We can say that the scale of the federal government shields our representatives from being held accountable in elections, unlike local politicians, but that accountability factor doesn't exist for the President. The one position that people take seriously and look to hold accountable, that's the position we put term limits on?!

I know this plays into the liberal desires for President Obama to hold office for life (this was written in 2010), but the reality is we would all be better off removing term limits on the Presidency. And only corruption, successfully implemented on a scale never before seen, could keep him in office. And if that exists only revolt will save us.

‘I would surmise that President Obama only won a second term because the people knew he could not run for a third.’

From August 27, 2013, “Absolutely No Term Limits, A Critique of “The Liberty Amendments””: excerpts (edited and revised)

Mark Levin makes the case for raising the age requirements himself. He highlights in great detail the popularity and practice of term limits at the time of the Constitution. Then Mr. Levin explains how, with age requirements, for the first hundred years of this country the majority of elected officials in both the Senate and House held only two terms or even a single term of office.

‘Isn’t this what we want? Raise the age requirements! Mr. Levin greatly slipped here into caring about the sways of political tides.’

Further, term limits do not break the power of the political class, where the party, people whose entire life experience has not been in the private sector but rather confined to the world of politics, decides from their own ranks who will run; or in other words who will receive the financial backing.

If the age requirements were raised twenty years across the board the people’s choice will be clear, far more transparent.

Though the effect on Presidential candidate races may be slight, in Congressional races an open seat may very well be in contention between a profession politician versus the likes of Wisconsin’s standing Senator Ron Johnson, a manufacturer highly accomplished in the private sector who stands for true reform and a return to traditional values in our government.

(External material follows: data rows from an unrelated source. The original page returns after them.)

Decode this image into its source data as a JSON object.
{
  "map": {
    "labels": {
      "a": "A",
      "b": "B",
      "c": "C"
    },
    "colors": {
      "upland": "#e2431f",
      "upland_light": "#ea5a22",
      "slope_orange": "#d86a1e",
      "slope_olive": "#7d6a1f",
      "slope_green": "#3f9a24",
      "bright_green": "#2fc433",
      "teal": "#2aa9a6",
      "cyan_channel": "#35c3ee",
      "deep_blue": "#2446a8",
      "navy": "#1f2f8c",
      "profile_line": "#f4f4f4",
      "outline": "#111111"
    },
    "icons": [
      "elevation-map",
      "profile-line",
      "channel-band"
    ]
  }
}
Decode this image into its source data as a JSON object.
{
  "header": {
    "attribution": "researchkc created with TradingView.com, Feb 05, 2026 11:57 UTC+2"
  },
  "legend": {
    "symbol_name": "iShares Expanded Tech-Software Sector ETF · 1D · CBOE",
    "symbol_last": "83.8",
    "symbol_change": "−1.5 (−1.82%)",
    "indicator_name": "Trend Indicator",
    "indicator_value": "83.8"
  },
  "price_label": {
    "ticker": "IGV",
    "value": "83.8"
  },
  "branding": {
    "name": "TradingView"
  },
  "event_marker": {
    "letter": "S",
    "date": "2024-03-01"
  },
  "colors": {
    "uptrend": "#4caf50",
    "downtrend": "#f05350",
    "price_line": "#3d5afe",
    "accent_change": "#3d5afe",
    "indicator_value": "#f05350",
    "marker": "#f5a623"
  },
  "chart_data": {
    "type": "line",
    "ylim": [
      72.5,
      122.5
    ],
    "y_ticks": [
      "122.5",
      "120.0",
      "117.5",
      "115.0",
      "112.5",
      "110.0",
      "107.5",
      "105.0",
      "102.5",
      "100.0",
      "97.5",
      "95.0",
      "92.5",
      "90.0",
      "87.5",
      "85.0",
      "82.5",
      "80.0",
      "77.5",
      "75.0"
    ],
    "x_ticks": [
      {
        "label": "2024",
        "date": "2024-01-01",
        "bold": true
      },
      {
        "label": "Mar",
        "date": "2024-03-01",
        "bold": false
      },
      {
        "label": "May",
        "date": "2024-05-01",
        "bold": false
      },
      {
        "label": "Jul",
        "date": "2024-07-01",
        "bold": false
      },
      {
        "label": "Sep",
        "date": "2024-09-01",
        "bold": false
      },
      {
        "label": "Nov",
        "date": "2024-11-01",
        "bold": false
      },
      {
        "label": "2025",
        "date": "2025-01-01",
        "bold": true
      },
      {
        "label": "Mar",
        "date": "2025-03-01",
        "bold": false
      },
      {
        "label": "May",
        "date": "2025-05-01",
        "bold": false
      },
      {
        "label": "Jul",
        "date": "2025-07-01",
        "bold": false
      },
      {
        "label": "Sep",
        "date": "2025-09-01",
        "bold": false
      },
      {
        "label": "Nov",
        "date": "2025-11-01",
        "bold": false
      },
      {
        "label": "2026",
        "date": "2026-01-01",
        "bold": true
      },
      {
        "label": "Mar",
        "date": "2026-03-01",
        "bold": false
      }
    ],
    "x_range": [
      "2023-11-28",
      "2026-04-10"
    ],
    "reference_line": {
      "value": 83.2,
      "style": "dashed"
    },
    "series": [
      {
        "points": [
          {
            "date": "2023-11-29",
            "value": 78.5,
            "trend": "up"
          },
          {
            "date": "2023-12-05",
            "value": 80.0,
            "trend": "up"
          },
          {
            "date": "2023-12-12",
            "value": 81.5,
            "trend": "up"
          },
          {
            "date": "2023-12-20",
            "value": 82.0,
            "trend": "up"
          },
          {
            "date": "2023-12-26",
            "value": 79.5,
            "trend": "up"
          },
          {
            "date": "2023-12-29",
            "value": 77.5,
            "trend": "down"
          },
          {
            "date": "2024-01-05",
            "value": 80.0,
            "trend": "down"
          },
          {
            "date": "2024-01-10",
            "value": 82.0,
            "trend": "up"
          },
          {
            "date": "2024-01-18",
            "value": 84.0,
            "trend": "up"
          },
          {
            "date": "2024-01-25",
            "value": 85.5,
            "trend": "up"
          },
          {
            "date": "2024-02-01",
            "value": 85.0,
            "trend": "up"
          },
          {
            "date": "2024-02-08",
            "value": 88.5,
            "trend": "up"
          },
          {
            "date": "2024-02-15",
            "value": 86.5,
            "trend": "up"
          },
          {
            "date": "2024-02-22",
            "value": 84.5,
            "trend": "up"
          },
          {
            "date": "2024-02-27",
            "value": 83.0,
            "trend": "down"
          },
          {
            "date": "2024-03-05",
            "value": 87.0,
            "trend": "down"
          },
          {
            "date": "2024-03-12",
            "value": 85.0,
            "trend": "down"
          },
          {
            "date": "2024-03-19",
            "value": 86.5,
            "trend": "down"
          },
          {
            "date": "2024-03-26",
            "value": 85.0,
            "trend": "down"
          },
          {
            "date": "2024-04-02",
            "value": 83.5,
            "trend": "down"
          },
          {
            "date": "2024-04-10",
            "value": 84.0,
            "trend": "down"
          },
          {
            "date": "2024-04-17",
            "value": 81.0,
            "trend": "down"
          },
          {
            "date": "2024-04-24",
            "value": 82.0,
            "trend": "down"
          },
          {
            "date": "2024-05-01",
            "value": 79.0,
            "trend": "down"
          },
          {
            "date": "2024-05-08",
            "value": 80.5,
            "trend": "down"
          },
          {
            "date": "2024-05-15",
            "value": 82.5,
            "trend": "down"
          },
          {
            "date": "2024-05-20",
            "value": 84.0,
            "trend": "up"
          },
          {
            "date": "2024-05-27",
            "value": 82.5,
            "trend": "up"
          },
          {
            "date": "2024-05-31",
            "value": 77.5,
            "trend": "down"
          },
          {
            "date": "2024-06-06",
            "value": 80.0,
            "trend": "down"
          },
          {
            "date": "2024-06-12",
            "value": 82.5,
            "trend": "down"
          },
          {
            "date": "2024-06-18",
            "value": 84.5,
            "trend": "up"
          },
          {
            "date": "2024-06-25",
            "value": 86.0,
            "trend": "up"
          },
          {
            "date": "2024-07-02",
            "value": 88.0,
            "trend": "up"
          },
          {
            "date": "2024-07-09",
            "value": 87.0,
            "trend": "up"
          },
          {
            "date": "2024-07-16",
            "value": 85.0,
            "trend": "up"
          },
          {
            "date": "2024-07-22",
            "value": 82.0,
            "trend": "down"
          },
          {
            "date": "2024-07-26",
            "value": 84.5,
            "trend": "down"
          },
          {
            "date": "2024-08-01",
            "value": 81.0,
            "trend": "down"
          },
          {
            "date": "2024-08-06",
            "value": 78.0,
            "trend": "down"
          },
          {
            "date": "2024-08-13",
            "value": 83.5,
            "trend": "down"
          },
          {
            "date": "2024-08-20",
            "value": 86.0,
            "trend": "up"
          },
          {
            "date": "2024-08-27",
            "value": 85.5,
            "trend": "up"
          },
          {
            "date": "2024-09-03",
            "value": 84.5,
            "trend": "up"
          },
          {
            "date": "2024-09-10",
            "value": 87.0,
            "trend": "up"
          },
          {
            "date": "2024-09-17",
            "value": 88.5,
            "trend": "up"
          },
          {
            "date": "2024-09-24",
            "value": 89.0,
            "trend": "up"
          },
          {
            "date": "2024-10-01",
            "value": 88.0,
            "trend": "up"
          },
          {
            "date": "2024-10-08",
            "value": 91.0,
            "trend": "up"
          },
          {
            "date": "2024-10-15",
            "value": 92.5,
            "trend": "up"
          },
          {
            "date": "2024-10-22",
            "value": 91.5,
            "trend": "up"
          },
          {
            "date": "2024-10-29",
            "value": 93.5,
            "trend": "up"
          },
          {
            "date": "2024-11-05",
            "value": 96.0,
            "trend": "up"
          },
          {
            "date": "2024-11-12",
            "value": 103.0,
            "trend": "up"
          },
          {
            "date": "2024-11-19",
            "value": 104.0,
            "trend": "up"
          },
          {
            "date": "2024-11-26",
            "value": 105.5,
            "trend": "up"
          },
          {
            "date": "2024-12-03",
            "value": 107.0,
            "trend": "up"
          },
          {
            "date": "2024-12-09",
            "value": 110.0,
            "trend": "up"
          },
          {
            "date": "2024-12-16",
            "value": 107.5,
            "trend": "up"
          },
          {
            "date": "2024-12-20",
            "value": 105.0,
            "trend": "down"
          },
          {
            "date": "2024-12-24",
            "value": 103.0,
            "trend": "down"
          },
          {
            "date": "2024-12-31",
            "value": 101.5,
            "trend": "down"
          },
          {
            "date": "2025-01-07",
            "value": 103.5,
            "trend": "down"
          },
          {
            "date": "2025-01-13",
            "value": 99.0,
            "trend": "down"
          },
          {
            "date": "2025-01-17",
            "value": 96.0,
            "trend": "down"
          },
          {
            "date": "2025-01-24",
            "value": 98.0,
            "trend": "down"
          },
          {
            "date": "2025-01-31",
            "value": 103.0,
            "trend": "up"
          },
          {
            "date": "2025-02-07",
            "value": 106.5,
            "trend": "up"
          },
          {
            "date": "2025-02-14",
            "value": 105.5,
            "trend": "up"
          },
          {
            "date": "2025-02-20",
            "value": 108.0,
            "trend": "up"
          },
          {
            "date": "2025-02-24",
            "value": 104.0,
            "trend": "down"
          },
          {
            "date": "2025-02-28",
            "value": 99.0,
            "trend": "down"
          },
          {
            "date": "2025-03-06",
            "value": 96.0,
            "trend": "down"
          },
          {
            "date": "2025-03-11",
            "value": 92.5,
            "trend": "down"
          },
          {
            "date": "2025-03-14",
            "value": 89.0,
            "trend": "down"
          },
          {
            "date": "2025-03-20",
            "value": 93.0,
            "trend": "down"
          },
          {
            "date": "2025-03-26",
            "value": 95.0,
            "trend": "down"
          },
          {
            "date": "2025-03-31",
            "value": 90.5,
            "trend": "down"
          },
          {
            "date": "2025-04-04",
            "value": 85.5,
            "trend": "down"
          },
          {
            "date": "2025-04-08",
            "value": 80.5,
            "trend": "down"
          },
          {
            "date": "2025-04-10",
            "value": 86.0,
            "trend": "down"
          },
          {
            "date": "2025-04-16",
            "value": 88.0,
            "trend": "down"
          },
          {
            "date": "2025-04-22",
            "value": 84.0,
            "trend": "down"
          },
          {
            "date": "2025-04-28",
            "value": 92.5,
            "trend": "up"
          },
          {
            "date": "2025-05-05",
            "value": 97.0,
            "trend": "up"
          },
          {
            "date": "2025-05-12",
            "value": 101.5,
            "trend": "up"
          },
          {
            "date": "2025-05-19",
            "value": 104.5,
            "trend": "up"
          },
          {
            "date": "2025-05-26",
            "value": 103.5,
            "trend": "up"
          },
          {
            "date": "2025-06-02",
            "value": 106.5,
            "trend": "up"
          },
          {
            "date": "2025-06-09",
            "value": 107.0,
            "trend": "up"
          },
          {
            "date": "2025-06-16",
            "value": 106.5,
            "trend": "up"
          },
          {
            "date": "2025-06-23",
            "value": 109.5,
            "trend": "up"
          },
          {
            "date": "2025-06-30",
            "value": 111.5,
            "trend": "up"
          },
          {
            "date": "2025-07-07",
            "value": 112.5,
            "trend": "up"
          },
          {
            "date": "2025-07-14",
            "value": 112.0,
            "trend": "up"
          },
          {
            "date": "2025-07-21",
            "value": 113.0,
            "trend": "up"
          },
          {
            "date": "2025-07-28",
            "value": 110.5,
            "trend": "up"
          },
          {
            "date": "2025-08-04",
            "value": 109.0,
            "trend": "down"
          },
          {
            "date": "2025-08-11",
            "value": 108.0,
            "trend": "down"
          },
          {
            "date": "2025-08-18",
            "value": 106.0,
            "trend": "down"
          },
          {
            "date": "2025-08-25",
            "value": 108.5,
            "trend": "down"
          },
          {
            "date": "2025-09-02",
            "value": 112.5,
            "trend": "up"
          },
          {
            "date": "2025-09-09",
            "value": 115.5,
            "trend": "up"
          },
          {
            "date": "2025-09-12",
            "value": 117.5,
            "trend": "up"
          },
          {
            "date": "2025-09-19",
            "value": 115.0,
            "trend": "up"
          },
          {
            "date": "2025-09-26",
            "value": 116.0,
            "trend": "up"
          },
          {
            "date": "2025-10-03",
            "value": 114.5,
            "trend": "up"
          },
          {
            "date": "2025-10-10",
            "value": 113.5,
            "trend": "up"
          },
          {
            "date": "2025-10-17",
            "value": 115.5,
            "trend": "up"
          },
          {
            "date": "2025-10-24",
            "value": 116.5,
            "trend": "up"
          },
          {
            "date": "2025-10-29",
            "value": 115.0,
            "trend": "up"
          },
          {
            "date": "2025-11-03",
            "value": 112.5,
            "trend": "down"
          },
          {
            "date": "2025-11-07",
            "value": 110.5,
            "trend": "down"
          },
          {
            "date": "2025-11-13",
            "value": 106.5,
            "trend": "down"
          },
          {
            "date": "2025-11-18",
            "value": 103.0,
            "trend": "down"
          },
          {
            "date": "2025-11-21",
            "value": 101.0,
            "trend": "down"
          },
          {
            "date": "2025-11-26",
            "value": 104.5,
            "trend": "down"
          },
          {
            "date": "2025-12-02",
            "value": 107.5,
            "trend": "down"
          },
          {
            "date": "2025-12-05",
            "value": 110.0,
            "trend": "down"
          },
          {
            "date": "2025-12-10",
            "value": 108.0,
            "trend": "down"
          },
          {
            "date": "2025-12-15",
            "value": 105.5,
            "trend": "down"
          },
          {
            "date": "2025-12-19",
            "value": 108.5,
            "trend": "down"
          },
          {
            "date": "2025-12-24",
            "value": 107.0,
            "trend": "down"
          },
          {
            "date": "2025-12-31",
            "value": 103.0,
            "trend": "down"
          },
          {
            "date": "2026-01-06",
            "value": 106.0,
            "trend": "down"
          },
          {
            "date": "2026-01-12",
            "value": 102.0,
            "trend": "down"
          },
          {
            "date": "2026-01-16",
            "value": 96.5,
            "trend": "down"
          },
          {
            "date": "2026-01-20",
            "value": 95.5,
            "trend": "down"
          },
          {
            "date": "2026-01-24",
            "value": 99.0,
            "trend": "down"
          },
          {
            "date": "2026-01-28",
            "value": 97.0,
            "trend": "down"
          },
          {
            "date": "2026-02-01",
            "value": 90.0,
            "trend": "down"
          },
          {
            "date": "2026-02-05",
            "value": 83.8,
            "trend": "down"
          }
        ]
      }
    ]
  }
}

The public would then be able to decide between a professional politician with a political life’s work and practice of decades, a voting record, that could be clearly scrutinized, against a highly accomplished private sector individual with their own finances; the likes of Donald Trump or even Bill Gates and the late Steve Jobs.

Though the politics of the fore mentioned private sector giants may not all be conservative, even far from the fact, would such men tolerate an inefficient, irresponsible and dishonest system that crushes the American Dream?